The estate’s Marqués de Haro is a premium wine, made only in exceptional vintages, and given two years in new and used barrels. A blend of 85% Tempranillo and 15% Graciano, the 2001 is still pretty closed, but offers up tantalising hints of complex blackberry fruit, supported by softly contoured oak. There is 13.2% alcohol, yet the wine isn’t a boring blockbuster like so many modern reds, but retains subtlety, allure and exemplary balance.
The equivalent wine at Riscal, Barón de Chirel, is a Rioja Reserva again made in occasional vintages. Its 2001 is a deep rich ruby colour, with strong raspberry compote fruit, and a wonderful, rounded, succulent palate. Whatever sweetness the wine contains is derived from the physiological ripeness of the grapes (85% Tempranillo, backed up by the some of the estate’s ancestral entitlement of Cabernet Sauvignon), and there is a wholly persuasive balance of fruit, oak and tannin.Estates whose principal business has always been Reserva and Gran Reserva Rioja have undoubtedly had to look to their laurels in recent times.
Some within the industry argue that the days may be coming when the authorities ought to abandon these old terms, and all the baggage of restrictive regulations that comes with them.

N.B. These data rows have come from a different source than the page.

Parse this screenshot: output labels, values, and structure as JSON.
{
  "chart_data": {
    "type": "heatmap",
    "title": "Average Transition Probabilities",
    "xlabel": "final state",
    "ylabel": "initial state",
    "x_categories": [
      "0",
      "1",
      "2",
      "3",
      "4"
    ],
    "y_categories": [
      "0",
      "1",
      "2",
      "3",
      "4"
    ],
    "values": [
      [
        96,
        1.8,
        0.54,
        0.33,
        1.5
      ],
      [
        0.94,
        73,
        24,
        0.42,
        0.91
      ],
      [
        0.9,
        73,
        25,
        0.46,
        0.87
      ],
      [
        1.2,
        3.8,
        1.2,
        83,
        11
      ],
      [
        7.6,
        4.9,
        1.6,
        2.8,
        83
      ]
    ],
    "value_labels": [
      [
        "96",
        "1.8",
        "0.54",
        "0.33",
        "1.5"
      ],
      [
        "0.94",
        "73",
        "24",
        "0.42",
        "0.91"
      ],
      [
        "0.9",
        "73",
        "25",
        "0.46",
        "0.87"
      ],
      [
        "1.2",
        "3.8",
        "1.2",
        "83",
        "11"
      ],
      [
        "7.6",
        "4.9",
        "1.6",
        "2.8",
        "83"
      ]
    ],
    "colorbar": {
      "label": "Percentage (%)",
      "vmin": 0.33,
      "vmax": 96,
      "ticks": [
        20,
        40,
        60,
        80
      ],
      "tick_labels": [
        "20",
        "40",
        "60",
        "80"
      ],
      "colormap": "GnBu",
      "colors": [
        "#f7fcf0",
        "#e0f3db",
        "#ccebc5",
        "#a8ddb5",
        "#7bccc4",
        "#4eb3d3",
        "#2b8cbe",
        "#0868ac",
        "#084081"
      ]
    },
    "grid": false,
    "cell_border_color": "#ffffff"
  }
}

The not unreasonable point is made that less conscientious estates than these two can get away with oenological murder – not to mention healthily inflated prices – as long as those magic designations appear on the labels.
That may be regrettably true, but the corner-cutting of others is a pretty poor reason for you to give up on your own commitment to quality. The hoary old myth that the regulations stop you from producing quality-conscious, forward-thinking wine is exploded by the evidence of wines like Barón de Chirel and Marqués de Haro, not to mention their less exalted stablemates. Much would be risked in dismantling the structures that make them possible.